I wanted to hate the National Portrait Gallery’s new blockbuster show, Marilyn Monroe: A Portrait. It represents two things that really should be binned: anniversary exhibitions (it marks Monroe’s 100th birthday) and exhibitions of celebrity portraits. Anniversaries rarely signify anything other than the passing of time, which is an inevitable and uninteresting fact of life. As for exhibitions of celebrity photographs – they’re like anniversary shows, only with faces.
And yet … I didn’t quite hate this show, and the reason is Monroe herself. We first see her as Norma Jeane Baker, a regular-looking teenager with mousey brown hair, in a self-portrait taken in a photo booth in 1940. She then becomes the radiant, uncontainable, insanely glamorous film star, cheesecake pin-up and actor seen here in photographs, paintings, and excerpts from her films.
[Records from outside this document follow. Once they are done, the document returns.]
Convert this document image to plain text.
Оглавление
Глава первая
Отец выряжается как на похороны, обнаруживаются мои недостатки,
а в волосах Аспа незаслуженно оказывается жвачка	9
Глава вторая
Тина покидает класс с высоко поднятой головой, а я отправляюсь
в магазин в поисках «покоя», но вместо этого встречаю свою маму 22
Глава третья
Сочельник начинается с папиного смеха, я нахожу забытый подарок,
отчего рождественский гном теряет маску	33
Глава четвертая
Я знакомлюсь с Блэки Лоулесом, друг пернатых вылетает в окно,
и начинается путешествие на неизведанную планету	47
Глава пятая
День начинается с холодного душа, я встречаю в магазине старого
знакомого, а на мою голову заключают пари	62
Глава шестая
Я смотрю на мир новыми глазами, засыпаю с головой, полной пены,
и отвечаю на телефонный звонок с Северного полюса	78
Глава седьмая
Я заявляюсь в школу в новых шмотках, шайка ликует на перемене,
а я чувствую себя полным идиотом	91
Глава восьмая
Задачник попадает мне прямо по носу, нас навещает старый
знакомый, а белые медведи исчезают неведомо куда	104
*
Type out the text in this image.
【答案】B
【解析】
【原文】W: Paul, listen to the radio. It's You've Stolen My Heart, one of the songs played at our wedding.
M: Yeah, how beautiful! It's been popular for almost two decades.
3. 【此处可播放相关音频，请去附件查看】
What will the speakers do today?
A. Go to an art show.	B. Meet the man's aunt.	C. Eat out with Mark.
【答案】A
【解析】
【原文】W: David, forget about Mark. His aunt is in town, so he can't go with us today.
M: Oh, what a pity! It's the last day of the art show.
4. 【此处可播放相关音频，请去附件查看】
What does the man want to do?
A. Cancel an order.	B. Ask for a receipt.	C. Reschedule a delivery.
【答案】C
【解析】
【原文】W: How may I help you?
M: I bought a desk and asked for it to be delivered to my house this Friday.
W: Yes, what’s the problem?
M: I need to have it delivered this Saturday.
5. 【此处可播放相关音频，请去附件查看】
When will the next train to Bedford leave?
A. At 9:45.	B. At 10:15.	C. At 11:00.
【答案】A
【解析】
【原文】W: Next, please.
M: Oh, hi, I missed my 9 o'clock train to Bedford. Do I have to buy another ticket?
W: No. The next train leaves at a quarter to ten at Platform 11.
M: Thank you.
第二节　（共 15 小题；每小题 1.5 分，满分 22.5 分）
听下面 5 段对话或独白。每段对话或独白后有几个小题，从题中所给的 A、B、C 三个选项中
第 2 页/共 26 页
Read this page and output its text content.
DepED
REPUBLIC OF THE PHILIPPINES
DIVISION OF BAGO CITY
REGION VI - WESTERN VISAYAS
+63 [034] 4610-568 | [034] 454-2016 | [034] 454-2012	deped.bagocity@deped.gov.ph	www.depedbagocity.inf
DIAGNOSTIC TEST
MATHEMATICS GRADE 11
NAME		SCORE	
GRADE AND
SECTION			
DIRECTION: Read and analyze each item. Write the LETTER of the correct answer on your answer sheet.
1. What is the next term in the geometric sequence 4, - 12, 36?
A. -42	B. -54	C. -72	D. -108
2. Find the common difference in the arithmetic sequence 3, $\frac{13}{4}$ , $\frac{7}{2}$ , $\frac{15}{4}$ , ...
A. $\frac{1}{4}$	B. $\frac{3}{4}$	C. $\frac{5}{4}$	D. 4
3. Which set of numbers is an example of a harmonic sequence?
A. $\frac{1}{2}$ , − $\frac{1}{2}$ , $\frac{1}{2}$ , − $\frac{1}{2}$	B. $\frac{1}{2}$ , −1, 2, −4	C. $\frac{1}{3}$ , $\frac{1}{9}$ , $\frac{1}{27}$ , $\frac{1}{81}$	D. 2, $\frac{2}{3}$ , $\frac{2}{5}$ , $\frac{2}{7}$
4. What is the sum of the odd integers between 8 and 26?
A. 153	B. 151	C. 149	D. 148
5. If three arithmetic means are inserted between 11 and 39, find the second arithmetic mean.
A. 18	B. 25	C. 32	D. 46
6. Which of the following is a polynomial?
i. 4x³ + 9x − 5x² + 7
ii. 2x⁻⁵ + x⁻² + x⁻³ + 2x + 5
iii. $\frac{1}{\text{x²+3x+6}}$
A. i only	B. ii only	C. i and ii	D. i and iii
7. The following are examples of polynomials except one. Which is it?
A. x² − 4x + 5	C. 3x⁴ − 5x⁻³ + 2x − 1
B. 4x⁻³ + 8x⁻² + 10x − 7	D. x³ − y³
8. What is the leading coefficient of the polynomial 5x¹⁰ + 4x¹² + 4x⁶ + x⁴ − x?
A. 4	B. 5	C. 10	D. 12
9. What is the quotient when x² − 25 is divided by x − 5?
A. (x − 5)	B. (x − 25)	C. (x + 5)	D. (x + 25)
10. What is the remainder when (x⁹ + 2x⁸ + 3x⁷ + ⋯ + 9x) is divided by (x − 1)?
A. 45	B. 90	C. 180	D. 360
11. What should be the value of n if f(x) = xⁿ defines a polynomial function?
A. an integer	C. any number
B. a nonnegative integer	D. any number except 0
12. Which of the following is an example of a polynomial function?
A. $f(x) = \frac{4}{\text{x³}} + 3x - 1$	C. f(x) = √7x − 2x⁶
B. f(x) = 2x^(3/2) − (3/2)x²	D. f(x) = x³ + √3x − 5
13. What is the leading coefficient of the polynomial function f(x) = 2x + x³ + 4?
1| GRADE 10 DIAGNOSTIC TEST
Evident in picture after picture, testimony after testimony, Monroe had a special, unselfconscious command of the camera, the kind of charm that could define a century. It’s amusing to see all the photographic big shots of the era, like Richard Avedon, Milton Greene, Cecil Beaton (of course there’s a wall of him – imagine an NPG show without it) and Eve Arnold try to create a Marilyn image of their own. Every single time, it’s Monroe who is in control, with the same unmistakable styling, hair, makeup, poses and pouts. This show disposes with the idea of finding a “real Marilyn” through the pictures. It’s more about the steadfastness of her agency over the decades. This exhibition gives you Monroe as she wanted to be seen.
Beyond the story about the self-creation of an American icon, there is a parallel narrative unfolding about photography and art. There’s a lot of experimentation going on with photographic techniques, from Philippe Halsman’s surrealist collages and solarisation methods, to Weegee’s use of curved lens and heat, to André de Dienes taking portraits he took of Monroe and altering them in the light of her death aged 36. There’s a deep melancholy in his visions of her as an adulated, celestial figure, an adoration of the vivacity and youth in which he, the much older male photographer and obsessed lover, sensed death. They’re some of the best works in the show.
There are paintings, too, that show how Monroe became symbolic of the midcentury US – Marilyns making their way into Pauline Boty paintings and Andy Warhol’s famous screenprint. A version also appears in the background of a Nan Goldin photograph. There are also moments of photographic history, such as when Magnum secured the exclusive rights to document the production of The Misfits, a breakthrough moment for Arnold and Inge Morath, two of nine photographers on the set. There’s also the well-known nude that almost derailed Monroe’s career. Taken before she was famous, it earned her $50. It was later appropriated – without permission or remuneration – by Hugh Hefner in Playboy as a centrefold.
The show does get dull, though, as it goes on. I wanted to see more contradictions, more slips of the mask. Why can’t we have sadness and fragility as well as dazzling performativity? I wanted to see her flaws, not in a salacious way, but because they are part of the story. The idea of Monroe deflating “like the air being let out of a balloon”, as Ed Feingersh described her in private moments, is only hinted at.

Monroe’s cheeriness, the glut of gleeful smiles, becomes overkill. And even the most charismatic celluloid figure struggles to be interesting over so many rooms of solo portraits. The smiles feel faker as you go along, but we never really get underneath them. In one of her last portraits by George Barris, taken on Santa Monica beach towards the end of her life, she seems for a fleeting moment a little less perfect, a little more ragged, crinkled, raw, tired.
Then the enormity of her death at 36 hits you – in a reappropriated paparazzi image of Monroe’s body bag being carried out of her home in Los Angeles in August 1962. Peter Blake – one of many pop artists who picked up on the Monroe motif – uses the papped picture in his 1988 collage Norma Jean Baker. This is where the show ends up for me: between the absolute aliveness of Monroe and the piercing finality of her death, which turns her back into a mere mortal. It’s a familiar tragedy of celebrity, fame and beauty, retold in a shimmer of manufactured smiles. I wanted to hate it – but I couldn’t.